One of the big problems with plastic injection molding arises when a part has very long deep hollows and the core has to get all the way down to the bottom and it has to extract all that energy out of the molding. When such a part has been molded it’s hot. It’s got to freeze off, the part has to freeze off plastic. You then have to cool it off, extract enough energy from it, so you can extract the part from the tool.
3D Conformal Cooling
Traditionally these cores that go very deep get very hot and they have to be cooled. The way they used to do it was drilling holes one way and then drilling holes the other way. Then they would block off the holes in certain places to make the coolant go around in a rectangular pattern. That’s very inefficient. So now, you can 3D print these cores with what look like wormholes very close to the surface of the core. That allows you to extract the energy very efficiently. When you’re able to print these cores you can save up to 30% of the cycle time. That can save a lot of money and dramatically reduce cost of production.

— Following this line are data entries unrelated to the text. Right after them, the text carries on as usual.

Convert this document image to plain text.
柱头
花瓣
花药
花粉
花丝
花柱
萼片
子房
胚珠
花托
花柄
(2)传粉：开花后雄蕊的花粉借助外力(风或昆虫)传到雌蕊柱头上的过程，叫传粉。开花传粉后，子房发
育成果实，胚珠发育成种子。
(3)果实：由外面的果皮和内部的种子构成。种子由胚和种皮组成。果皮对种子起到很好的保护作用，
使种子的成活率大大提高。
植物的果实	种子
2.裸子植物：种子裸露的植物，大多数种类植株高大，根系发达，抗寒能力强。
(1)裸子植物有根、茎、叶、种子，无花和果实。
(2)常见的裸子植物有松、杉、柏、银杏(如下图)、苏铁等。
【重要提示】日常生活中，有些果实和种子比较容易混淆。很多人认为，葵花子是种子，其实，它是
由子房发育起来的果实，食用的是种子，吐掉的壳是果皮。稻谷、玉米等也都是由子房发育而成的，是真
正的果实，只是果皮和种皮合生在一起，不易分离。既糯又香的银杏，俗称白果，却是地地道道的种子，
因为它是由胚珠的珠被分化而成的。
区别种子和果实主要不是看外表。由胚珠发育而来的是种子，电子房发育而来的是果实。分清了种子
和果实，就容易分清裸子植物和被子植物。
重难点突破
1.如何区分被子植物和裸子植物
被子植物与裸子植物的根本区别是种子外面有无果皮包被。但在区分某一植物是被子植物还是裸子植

Once you’ve got conformal cooling core technology you can do a lot of other things. One of the biggest problems with molding is that when you inject the plastic, as it flows out into the part, when you’re trying to make holes in the part, when the plastic meets the metal that will form that hole in the plastic, it has to go around it and recombine on the other side. Where it recombines we call that a weld area. It will leave what looks like a scratch on the surface of the plastic. These weld marks can cause problems. They can be stress-cracking areas or if the part’s supposed to seal and not let gas or some kind of liquid out it can leak at those points. Not to mention the fact that it looks unsightly. It just looks like a part scratch at the edge of every single hole.
With conformal cooling cores it means that you can cycle the tool. That means you can heat it up, inject, and the material will flow in very easily around the obstruction creating the hole and you get minimal, or in some cases no, weld marks. Then you switch on the cooling water and you cool the part very quickly. You go through this heating and cooling cycling mode. This will allow you to get much better looking parts and you’re able to make the material flow much further in the tool so there’s less need for sequential gating tools.